Which is exactly why U of U alumna Maggi Grace found one solution to her own health care crisis when her close companion was diagnosed with a potentially fatal heart condition. She and her partner packed up and headed to India for the life-saving operation—at a fraction of what it would have cost in the U.S. Maggi relates the experience in her book, State of the Heart. “Medical tourism” isn’t for everybody, but for those hemmed in by a dysfunctional system, it’s an attractive option.

In our second feature story, writer John Blodgett presents a compelling tale about the work of Ken Golden, U of U professor of mathematics. As such, Golden had little experience with biological or environmental science. But he did have a pretty good idea about using mathematical principles to study how water flows through ice, and it turns out his brainchild has far-reaching implications for understanding the complex interactions of sea ice, water, reflected light, and—ultimately—the environmental health of polar regions (which may be the canary in the coal mine for telling us about the health of the globe). Golden—and many University researchers like him—was encouraged to venture outside of his academic comfort zone. This sort of cross-disciplinary exploration is one of the U’s hallmarks. It has permitted researchers like Golden and others—such as Nobel Prize-winner Mario R. Capecchi—an invaluable opportunity to apply ideas and concepts to widely disparate fields-and often with promising results. And that’s the smartest way to tackle enormously complex problems such as global climate change.
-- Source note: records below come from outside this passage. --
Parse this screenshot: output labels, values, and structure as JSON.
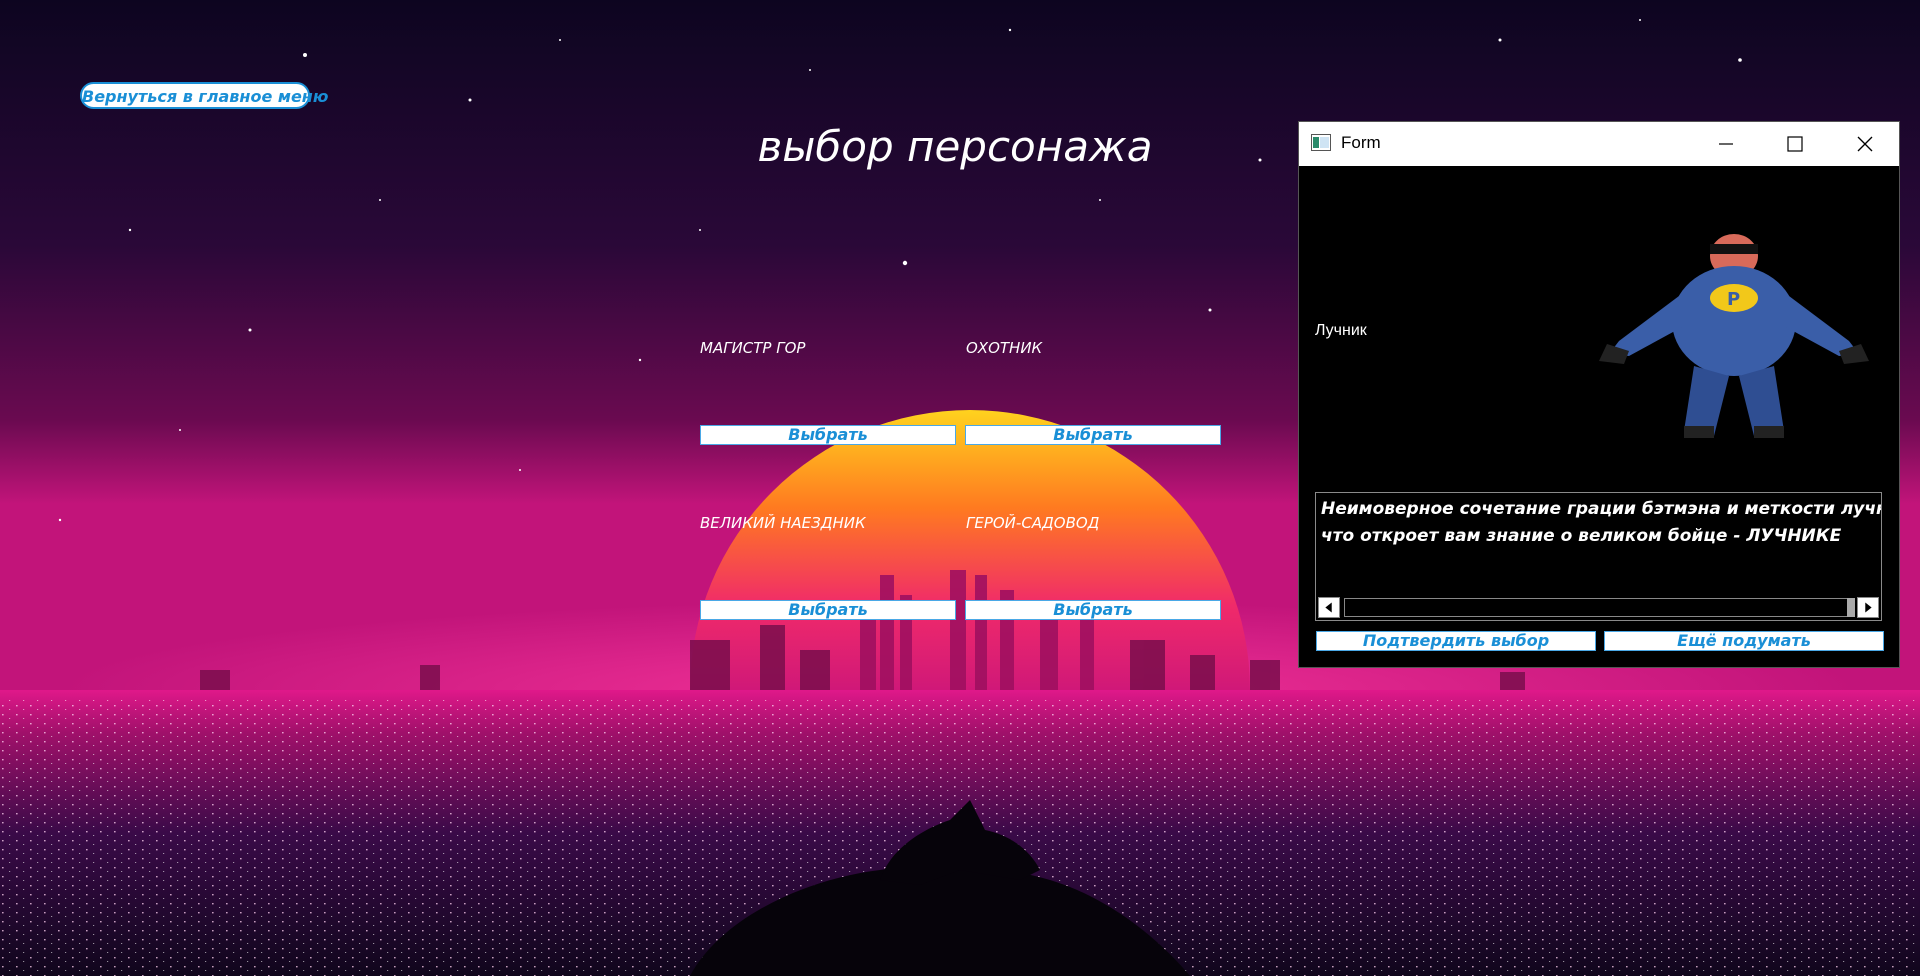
{
  "header": {
    "back_label": "Вернуться в главное меню",
    "title": "выбор персонажа"
  },
  "characters": [
    {
      "name": "МАГИСТР ГОР",
      "button": "Выбрать"
    },
    {
      "name": "ОХОТНИК",
      "button": "Выбрать"
    },
    {
      "name": "ВЕЛИКИЙ НАЕЗДНИК",
      "button": "Выбрать"
    },
    {
      "name": "ГЕРОЙ-САДОВОД",
      "button": "Выбрать"
    }
  ],
  "form": {
    "window_title": "Form",
    "character_label": "Лучник",
    "description_line1": "Неимоверное сочетание грации бэтмэна и меткости лучника",
    "description_line2": "что откроет вам знание о великом бойце - ЛУЧНИКЕ",
    "confirm_label": "Подтвердить выбор",
    "rethink_label": "Ещё подумать"
  },
  "colors": {
    "accent": "#1a8fd6",
    "sun_top": "#ffc21a",
    "sun_bottom": "#e0157a",
    "sky": "#1a0630"
  },
  "icons": [
    "minimize-icon",
    "maximize-icon",
    "close-icon",
    "app-icon",
    "arrow-left-icon",
    "arrow-right-icon"
  ]
}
There is also a feature on the S.J. Quinney College of Law, recently ranked by U.S. News & World Report among the best law schools in the nation. And no discussion of the inner workings of the law school is complete without figuring Dean Hiram Chodosh as a central character. Since coming to the U a couple of years ago, Chodosh has reinvigorated the law school and clarified its purpose as an institution bent on not just educating the next generation of legal scholars, but also becoming a catalyst for positive change in the world, through a handful of innovative programs such as its efforts to train Afghan prosecutors.

Elsewhere in this issue, there are a pair of stories appropriate for the season: a look at the time-honored tradition of tailgating, and an article penned by alum Carl R. Summers on evaluating political party performance. Rounding out this issue is, appropriately, an essay from health care policy expert Robert Huefner discussing how Utah could serve as a model for finding solutions to the national crisis.